In other words, the company is executing very well.
Cash on Hand
The company’s performance has continued to bolster its balance sheet, with cash and short term investments once again increasing.
With 66.5M ADS outstanding, the company has about $3.75 ($251M/66.5M) of cash and short term investments per ADS on hand. With the stock trading at $2.12 that’s 178% of the share price. This explains why the company still sports an appreciable negative enterprise value of ($85.8M).
Being profitable and having a negative EV is a perfect reason to engage in stock buybacks as every purchase is accretive to book value and cash on hand. The company understands this, hence:
Share Buybacks
Since authorizing a $20M share repurchase plan in March 2022, as of September 30, 2022 the company had used $4.3M of it. This is the result:
Given the company’s profitability and extremely strong cash position, I expect it to continue with its share repurchases, eventually using the full $20M that has been authorized and perhaps following that with another authorization.
Valuation
Because it has a negative enterprise value, XNET receives a not meaningful rating on any metric that includes EV, but in reality all of those metrics are incredibly strong.

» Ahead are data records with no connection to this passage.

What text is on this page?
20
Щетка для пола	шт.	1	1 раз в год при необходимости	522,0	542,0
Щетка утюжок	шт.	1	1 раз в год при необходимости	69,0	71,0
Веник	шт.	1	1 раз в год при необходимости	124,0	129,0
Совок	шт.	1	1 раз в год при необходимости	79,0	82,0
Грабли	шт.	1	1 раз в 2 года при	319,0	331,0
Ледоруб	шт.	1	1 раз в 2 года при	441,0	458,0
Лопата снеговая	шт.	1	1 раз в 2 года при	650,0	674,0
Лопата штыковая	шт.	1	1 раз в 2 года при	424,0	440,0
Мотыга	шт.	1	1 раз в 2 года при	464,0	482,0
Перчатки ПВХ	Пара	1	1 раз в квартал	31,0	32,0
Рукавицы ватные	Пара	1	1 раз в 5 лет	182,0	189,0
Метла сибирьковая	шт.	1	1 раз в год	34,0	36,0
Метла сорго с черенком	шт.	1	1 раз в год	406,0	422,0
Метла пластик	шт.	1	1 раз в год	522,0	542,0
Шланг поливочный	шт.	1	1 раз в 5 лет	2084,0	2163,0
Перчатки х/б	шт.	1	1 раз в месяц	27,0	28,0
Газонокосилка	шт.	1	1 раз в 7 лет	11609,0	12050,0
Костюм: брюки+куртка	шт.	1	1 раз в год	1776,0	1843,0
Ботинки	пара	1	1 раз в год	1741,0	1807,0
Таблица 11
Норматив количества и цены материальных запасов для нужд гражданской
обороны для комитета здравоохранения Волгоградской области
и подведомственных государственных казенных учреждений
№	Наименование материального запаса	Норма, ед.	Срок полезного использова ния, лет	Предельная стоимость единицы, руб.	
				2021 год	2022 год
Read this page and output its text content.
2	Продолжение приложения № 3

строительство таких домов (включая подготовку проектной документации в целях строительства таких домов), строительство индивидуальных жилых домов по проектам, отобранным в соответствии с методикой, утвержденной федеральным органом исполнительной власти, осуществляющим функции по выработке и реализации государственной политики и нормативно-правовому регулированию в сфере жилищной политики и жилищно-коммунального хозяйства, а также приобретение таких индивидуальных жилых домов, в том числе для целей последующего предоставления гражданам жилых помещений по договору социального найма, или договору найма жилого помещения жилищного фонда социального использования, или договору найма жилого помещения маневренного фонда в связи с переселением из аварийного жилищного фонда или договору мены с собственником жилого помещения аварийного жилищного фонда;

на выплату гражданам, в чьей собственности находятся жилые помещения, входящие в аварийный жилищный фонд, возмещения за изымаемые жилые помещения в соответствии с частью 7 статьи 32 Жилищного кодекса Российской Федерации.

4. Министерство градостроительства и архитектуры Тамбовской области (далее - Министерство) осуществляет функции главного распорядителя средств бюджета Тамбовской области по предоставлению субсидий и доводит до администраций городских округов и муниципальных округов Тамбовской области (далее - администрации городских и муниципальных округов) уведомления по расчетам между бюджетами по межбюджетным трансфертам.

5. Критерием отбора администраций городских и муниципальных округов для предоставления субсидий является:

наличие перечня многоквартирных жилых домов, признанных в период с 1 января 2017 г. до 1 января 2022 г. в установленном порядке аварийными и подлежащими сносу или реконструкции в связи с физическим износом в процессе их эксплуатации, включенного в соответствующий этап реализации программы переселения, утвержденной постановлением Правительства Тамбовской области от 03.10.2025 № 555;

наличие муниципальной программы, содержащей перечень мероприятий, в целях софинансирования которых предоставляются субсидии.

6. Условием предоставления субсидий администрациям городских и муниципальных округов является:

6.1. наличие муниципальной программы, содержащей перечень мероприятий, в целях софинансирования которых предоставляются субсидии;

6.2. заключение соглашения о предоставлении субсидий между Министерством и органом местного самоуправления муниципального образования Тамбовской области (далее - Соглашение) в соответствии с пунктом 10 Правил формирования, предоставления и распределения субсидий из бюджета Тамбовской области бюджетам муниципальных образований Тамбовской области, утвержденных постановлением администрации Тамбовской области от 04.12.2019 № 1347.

With that fact noted, here is Seeking Alpha’s summary of the valuation metrics.
I believe that the valuation numbers coupled with so much cash on hand and growing revenues completely justify a “strong buy” rating on XNET. Nonetheless, Seeking Alpha doesn’t provide a quant rating on this particular ticker, possibly because there is no analyst covering the company. This under coverage, however, is another factor contributing to XNET currently being mispriced by the market.
Options
XNET trades options but they are not particularly liquid. Because my positions have been small however, I was able to enter the stock via naked puts and have just had shares called away by covered calls I’d written against my position. I may try to duplicate this strategy going forward.
Risks
The risks here are two fold, first that the company fails to execute, and second, the same one that I identified in my previous article:
The biggest risk with XNET, in my opinion, is the same one that plagues most Chinese stocks, i.e. the company is a VIE and thus shareholders don’t actually own the company. Here is a good link describing this risk.
These risks are, in my opinion, somewhat mitigated by XNET’s net cash position and its growing revenues and income. Nonetheless, as with all Chinese stocks, I have taken a much smaller position in this name than I would were it based in the US.
Summary & Trading Plan
I believe that XNET is currently presenting us with a buying opportunity which arises mainly because the company is so under followed and unknown. There are no Wall St analysts on it, public info (in English) is hard to gather and it doesn’t need financing. But all of that can be an edge for small investors. I recently had my position called away, but plan to be back in the stock, probably buying a little at today’s prices but then trying to get a full position if the stock trades below $1.75 (which is just above short term resistance).